A group of European Union envoys promised on Thursday to work towards keeping Hamas on the EU's list of terrorist organizations.

The General Court of the European Union, sitting in Luxembourg, on Wednesday accepted a petition by the Palestinian organization to have itself removed from the list. Implementation of the ruling was postponed for three months to allow the EU commission or one of the EU's 28 member states to appeal the decision.

Meeting in Tel Aviv on Thursday with Hatnuah chairwoman and former justice minister Tzipi Livni, the European ambassadors concurred that Hamas should remain on the list of terrorist organizations, and agreed to act immediately to ensure that it will be kept on the list.

They clarified to Livni that the court's ruling was purely technical and procedural and did not reflect any change in the EU's position regarding Hamas. The EU, they averred, remained committed to the principles of the Quartet (a group of nations mediating the Israeli-Palestinian conflict.)

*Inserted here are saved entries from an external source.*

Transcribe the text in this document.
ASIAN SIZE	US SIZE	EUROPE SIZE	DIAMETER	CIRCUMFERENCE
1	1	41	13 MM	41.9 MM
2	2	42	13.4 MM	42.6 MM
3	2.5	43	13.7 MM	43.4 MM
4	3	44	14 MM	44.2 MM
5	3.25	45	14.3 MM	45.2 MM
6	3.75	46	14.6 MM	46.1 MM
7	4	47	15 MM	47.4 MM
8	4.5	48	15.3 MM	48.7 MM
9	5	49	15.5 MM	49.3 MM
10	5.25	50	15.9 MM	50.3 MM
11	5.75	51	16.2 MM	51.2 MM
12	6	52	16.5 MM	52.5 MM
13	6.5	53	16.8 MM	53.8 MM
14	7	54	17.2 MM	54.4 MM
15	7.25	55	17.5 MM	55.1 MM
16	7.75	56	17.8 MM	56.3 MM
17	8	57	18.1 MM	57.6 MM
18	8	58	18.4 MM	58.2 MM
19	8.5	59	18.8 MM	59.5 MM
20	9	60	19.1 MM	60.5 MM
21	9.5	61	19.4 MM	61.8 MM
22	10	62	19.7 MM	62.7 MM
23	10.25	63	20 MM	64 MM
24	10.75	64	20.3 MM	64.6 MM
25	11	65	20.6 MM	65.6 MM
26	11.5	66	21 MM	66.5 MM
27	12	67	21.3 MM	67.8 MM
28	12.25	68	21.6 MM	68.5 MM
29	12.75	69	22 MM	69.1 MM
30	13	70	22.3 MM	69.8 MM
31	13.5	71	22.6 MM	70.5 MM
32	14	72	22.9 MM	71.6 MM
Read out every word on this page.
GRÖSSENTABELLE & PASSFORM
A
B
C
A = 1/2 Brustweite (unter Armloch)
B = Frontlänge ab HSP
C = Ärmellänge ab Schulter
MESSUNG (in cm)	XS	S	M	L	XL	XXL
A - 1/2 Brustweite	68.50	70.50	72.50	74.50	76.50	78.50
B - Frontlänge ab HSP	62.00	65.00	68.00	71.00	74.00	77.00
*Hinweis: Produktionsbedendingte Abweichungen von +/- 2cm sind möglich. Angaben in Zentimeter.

In a statement after the court's ruling, the EU said that its "institutions are studying carefully the ruling and will decide on the options open to them. They will, in due course, take appropriate remedial action, including any eventual appeal to the ruling. In case of an appeal the restrictive measures remain in place."

Hamas asserted in its petition that the decision to put it on the EU terror list was carried out without giving it an opportunity for a hearing and without sufficient evidence being presented. The court accepted the petition based on the precedent of a similar petition by the Tamil Tigers of Sri Lanka.

It ruled that most of the evidence used to put Hamas on the list of terrorist organizations was from open sources, primarily press publications. It made it clear that the ruling did not say anything substantial about the status of Hamas or the character of the organization's operations.

Speaking before the envoys' meeting with Livni on Thursday, Prime Minister Benjamin Netanyahu said Israel was not satisfied with EU explanations that removing Hamas from the list of terrorist organizations was solely a technical matter.

"The burden of proof is upon the European Union, and we expect them to immediately put Hamas back on the list," Netanyahu said. "Hamas is a murderous terrorist organization, which states in its charter that its goal is to destroy Israel. We will continue to fight with determination and strength so that it will never achieve its goal."